For my part, I travel not to go anywhere, but to go. I travel for travel's sake. The great affair is to move. ROBERT LOUIS STEVENSON

Friday, 31 October 2008

Saint-Trophime




At 9.30 the next morning I walked back down the avenue of tombs at Les Alyscamps towards the centre of Arles and the church of Saint-Trophime (1st pic). Here I hoped to pick up a Créanciale, or pilgrim passport, which would be stamped at gîtes, hostels, town halls and tourist offices along the Way - the Catholic Church's official verification of my route. (I've written about the Créanciale before here; and here's a photo of my Créanciale from last year.)
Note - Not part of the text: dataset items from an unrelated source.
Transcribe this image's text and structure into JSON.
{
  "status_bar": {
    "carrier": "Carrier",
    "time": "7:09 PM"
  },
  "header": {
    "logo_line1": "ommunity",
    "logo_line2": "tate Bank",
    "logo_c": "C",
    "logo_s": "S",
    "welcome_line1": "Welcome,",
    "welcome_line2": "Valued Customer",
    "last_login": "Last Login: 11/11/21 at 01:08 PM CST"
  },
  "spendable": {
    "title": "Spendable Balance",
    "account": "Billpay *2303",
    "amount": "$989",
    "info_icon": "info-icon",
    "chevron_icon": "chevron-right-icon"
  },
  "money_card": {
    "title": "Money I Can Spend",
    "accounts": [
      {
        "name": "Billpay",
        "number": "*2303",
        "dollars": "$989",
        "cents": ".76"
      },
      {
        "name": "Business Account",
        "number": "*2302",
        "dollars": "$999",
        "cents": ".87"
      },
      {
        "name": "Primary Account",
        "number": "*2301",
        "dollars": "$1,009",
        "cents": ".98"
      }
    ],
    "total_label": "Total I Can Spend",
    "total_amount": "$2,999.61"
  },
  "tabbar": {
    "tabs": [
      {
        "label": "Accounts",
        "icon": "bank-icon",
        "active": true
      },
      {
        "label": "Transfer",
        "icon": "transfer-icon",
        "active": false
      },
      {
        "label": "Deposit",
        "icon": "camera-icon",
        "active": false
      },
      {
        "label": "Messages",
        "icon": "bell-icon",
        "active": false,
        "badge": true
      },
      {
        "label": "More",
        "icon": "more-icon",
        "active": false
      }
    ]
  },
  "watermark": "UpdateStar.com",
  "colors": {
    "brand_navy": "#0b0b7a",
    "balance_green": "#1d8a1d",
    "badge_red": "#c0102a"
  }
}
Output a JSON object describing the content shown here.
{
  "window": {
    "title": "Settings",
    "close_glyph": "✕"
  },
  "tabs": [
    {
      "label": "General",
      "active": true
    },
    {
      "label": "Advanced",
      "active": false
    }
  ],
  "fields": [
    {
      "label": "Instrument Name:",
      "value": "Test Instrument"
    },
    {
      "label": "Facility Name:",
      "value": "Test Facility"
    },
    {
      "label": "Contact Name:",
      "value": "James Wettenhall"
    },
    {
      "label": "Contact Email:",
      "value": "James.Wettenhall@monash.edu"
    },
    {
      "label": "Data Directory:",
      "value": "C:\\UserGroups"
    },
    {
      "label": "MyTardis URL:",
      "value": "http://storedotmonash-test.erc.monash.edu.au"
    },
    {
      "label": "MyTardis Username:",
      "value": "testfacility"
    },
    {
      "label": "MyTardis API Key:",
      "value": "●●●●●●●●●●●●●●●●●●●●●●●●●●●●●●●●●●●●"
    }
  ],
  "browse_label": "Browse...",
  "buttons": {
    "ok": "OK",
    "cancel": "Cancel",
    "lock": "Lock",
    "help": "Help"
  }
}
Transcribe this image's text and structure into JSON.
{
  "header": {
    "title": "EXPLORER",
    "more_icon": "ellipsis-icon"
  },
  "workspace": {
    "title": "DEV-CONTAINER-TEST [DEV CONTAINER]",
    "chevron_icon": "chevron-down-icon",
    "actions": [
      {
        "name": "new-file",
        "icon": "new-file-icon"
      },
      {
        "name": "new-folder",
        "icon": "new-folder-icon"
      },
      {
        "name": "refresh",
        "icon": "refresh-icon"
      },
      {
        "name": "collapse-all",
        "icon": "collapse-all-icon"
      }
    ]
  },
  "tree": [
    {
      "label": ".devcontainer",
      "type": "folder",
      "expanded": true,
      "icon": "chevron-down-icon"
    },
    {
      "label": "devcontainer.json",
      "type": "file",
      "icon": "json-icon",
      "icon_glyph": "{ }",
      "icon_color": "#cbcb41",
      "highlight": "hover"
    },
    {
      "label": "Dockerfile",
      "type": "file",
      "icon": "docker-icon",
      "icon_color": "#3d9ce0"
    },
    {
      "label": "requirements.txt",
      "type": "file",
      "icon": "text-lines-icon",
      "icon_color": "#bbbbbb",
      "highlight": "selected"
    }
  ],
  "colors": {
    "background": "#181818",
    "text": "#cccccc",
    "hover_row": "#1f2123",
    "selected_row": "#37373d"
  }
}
In Saint-Trophime I was ushered into the sacristy. One of the church officials explained apologetically that they had run out of Créanciales. She asked Antoine, one of the church helpers, if he could try and find one elsewhere. In the meantime we chatted about religion, spirituality and the motives which lay behind pilgrimage. I just about managed to understand and respond (in a fashion) to the metaphysics - after all, I'd barely spoken any French for a year! Antoine returned with a brand new Créanciale and requested 3 euros. It was almost 11 o'clock. The priest came in and shook my hand. "Ah, a pilgrim!" he enthused as he changed quickly into his vestments. "You'll be staying for mass? It begins in 2 minutes." It seemed churlish to refuse.

After mass I stumbled in bright sunlight down the church steps, past the beggars and into the Place de la République. In the centre of the square was a fountain and an Egyptian obelisk. On the northern side stood the Hôtel de Ville, the Town Hall. I looked back at the church's west portal, one of the sculptural wonders of Romanesque France (2nd and 3rd pics). The midday heat was overwhelming. It was getting very late in the day to begin the 1st stage of my walk. 20 km separated Arles from Saint-Gilles where I'd planned to spend the night - 20 km across the flat, baking hot, mosquito-ridden Camargue. I turned my back on the square and headed over the river into the suburb of Trinquetaille. The pilgrimage had begun.